Texting Thumb "Mommy's Thumb"
Texter's thumb is the newest name for tenosynovitis of a group of extensor tendons that control the thumb. It also known as "Mommy Thumb", "Gamer's Thumb", and Dequervains Disease, named after the Doctor who originally described the disorder in surgical literature.
It affects mainly teenagers, but with the massive growth and commonality of cell phone users, this is also now seen in all walks of life.
As opposed to the constant positioning of the wrist in flexion when mothers feed their babies, gamers usually submit the tendons of their thumbs to long period of high speed repetitive motion without rest.
This results in the onset of inflammation and swelling, not only in the wrist, but also in the flexor tendon to the thumb.
Treatment with splinting is usually unsuccessful, because the patients have to sacrifice dexterity when operating their hand controls, so compliance, especially in teens, is poor.
The most recommended initial treatment is obvious, TAKE A BREAK FROM GAMING!
Rest will often allow for recovery, but is usually futile from a long term prospective, because few patients are willing to give up this lifestyle in the near future.
Steroid injections can also be very effective, even in those patients who insist to continue their habits.
Surgery is probably the only reliable cure other than cessation or drastic reduction in the duration and frequency of gaming sessions. It entails releasing the tendon sheath of the first extensor compartment.

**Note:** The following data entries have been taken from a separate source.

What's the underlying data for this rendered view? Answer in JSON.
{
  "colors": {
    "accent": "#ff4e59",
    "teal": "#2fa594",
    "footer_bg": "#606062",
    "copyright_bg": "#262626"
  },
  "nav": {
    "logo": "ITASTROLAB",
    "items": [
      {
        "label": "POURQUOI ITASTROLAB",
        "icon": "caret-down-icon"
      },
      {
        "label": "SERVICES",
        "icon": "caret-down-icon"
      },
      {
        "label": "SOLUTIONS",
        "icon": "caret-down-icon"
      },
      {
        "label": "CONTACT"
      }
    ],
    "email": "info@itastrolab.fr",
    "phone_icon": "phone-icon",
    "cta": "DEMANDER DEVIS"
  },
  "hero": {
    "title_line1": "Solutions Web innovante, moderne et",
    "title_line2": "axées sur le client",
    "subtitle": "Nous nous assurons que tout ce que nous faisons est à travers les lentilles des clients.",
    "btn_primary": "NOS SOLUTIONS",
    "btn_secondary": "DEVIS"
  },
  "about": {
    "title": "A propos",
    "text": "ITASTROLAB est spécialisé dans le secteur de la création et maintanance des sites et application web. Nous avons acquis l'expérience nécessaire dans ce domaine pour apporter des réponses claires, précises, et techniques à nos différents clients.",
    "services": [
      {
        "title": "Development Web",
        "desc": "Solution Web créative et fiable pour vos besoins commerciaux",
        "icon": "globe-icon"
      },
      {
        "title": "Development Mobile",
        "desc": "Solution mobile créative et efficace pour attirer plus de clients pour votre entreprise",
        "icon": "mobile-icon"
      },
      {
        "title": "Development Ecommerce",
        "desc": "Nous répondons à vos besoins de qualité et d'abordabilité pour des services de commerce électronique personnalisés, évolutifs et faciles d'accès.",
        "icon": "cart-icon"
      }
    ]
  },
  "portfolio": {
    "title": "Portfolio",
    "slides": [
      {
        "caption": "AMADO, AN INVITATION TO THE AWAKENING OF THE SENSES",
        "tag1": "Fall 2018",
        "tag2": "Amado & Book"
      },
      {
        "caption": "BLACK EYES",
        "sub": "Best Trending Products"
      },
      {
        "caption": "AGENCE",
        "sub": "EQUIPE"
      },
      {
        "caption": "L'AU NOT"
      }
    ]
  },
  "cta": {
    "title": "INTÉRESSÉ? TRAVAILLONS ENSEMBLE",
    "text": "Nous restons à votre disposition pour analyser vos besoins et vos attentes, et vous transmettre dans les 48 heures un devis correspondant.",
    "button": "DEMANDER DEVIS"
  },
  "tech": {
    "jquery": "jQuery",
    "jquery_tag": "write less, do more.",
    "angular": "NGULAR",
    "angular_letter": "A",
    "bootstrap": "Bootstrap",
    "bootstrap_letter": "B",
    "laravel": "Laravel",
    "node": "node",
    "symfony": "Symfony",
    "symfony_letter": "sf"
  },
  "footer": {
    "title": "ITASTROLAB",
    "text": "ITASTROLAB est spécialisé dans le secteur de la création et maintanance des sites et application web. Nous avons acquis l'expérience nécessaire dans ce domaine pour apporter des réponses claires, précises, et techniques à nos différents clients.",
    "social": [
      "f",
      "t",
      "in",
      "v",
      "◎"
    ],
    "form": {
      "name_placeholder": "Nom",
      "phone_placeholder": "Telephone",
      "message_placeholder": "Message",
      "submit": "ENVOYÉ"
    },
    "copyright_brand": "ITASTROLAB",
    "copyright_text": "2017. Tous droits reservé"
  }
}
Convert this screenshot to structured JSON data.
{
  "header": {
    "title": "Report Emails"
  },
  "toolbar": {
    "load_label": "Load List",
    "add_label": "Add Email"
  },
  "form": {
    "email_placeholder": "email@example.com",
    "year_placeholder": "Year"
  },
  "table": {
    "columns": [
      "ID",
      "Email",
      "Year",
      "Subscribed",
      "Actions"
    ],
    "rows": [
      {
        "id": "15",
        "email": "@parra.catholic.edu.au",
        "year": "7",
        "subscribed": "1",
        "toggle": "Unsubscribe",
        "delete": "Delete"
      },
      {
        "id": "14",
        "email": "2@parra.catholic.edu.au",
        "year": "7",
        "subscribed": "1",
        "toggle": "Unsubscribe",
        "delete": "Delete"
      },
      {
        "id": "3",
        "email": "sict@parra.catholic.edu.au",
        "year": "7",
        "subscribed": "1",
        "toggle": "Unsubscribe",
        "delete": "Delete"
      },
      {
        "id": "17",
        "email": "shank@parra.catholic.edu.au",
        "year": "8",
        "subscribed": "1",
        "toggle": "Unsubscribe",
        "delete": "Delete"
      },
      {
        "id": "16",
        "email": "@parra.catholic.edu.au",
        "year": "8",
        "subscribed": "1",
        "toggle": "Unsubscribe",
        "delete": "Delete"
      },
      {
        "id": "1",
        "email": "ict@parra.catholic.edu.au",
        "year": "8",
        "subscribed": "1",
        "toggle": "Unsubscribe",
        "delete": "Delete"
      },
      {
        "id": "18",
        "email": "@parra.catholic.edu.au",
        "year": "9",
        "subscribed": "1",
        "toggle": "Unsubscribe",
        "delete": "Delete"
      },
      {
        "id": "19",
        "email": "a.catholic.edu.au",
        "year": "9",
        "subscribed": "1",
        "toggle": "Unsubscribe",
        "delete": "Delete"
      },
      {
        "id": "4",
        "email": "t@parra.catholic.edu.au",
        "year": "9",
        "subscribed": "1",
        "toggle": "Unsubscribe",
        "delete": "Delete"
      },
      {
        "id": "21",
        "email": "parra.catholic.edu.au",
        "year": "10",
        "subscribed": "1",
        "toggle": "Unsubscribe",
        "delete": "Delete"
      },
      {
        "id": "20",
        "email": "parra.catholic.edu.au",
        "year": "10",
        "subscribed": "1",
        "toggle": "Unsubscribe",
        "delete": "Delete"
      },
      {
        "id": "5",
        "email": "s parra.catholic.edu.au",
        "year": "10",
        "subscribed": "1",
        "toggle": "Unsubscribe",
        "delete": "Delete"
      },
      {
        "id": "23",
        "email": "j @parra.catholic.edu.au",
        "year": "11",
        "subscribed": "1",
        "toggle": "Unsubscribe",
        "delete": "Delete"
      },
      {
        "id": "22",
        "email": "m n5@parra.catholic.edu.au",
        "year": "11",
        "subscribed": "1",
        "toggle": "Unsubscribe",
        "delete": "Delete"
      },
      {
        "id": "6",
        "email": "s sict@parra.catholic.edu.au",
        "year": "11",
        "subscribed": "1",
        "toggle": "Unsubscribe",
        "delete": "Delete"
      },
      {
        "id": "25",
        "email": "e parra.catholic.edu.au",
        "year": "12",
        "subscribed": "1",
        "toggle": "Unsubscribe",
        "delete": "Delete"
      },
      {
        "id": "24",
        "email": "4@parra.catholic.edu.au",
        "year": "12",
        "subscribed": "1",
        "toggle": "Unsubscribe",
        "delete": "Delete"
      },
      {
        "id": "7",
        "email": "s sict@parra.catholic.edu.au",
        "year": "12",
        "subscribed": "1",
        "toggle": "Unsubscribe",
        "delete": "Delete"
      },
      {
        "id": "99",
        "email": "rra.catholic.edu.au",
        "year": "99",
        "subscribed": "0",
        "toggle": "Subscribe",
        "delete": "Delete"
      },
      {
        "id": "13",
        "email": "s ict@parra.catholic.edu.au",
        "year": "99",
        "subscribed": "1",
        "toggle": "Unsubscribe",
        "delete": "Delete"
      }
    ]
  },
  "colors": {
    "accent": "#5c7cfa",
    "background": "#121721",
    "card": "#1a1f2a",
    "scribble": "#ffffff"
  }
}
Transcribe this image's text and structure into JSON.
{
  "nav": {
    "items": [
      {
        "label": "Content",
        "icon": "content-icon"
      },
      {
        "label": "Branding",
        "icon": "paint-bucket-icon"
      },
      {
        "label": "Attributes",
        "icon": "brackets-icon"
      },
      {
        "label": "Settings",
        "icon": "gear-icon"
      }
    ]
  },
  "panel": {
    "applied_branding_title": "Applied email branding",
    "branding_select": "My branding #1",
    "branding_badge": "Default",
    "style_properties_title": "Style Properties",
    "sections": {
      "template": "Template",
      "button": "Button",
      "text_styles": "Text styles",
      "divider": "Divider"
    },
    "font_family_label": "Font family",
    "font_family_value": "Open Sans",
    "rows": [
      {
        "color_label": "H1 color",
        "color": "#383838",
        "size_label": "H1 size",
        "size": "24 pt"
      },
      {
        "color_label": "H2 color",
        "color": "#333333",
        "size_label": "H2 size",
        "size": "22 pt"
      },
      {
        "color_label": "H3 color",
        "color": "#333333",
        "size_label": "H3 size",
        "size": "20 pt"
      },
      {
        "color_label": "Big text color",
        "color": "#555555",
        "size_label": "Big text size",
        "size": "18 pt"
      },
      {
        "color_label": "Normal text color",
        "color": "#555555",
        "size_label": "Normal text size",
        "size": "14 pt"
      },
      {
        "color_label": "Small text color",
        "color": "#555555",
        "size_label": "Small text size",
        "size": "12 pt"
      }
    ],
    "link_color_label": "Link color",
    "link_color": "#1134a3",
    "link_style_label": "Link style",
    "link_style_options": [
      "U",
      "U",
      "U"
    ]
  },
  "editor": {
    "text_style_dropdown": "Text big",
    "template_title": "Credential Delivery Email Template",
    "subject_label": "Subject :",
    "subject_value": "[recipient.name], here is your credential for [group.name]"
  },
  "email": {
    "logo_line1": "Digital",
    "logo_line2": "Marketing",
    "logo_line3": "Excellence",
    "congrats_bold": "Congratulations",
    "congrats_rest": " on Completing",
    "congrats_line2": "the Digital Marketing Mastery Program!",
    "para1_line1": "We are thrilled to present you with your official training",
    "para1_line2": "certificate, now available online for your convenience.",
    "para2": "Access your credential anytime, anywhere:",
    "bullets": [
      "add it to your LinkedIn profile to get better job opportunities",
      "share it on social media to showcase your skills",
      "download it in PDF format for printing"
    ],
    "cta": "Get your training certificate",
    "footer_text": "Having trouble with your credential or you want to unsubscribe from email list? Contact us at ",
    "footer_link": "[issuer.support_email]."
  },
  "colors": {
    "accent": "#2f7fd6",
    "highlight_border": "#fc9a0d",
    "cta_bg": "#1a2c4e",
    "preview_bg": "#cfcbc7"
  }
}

Mommy thumb is the newest nick name for a condition caused by tendonitis. It is also known as "Texter's Thumb".
The disorder is also known as "DeQuervain's Disease" named for the person who first described the disorder.
Holding the wrist in a flexed or abducted position while holding the thumb outward puts a strain on the Abductor Pollicus Longus tendon as it exits the First Extensor compartment. Instead of the tendon being able to glide in a straight line, it is forced into a right angle as it exits the sheath. This eventually l gets very inflamed and swollen, making it more and more difficult to glide without friction. Since the sheath it exits is a very rigid inflexible structure, it becomes more and more painful for the tendon to glide appropriately.
Treatment is based on one of two goals: either make the tendon swelling go away, or make the passageway larger, so there is less friction.
Injections of the sheath with steroid solution works very well in the majority of cases; even the more severe and chronic ones.
At the Thumb Specialty Center, we have approximately a 70% success rate with injections alone.
In those cases where the pain returns, a second injection can also result in a 70% likelihood of success. Hence it is only necessary to operate on 9% of the patients we see.
Surgery is a very straightforward process where the tendon sheath is opened along one side to allow for an increase in diameter. The long term results are excellent, but occasionally, the tendon can slip out of the sheath where it has been opened. It can be a painful experience, and is usually only treatable by repeating surgery to repair the sheath in some fashion.
At the Thumb Specialty Center, we prevent this complication by two methods:
- A zig-zag incision is made at the outlet when the sheath is opened. This creates two triangular flaps that can be sewn together, effectively repairing the sheath in a fashion that increases its diameter permanently.
- Splinting the wrist in a neutral position for 2 weeks after surgery allows the patient to use his thumb, preventing scarring and adhesions between the tendon and surrounding structures.
In Dr. Coleman's 26 year experience, there has never been a recurrence of pain or slipping of the tendon out of its sheath.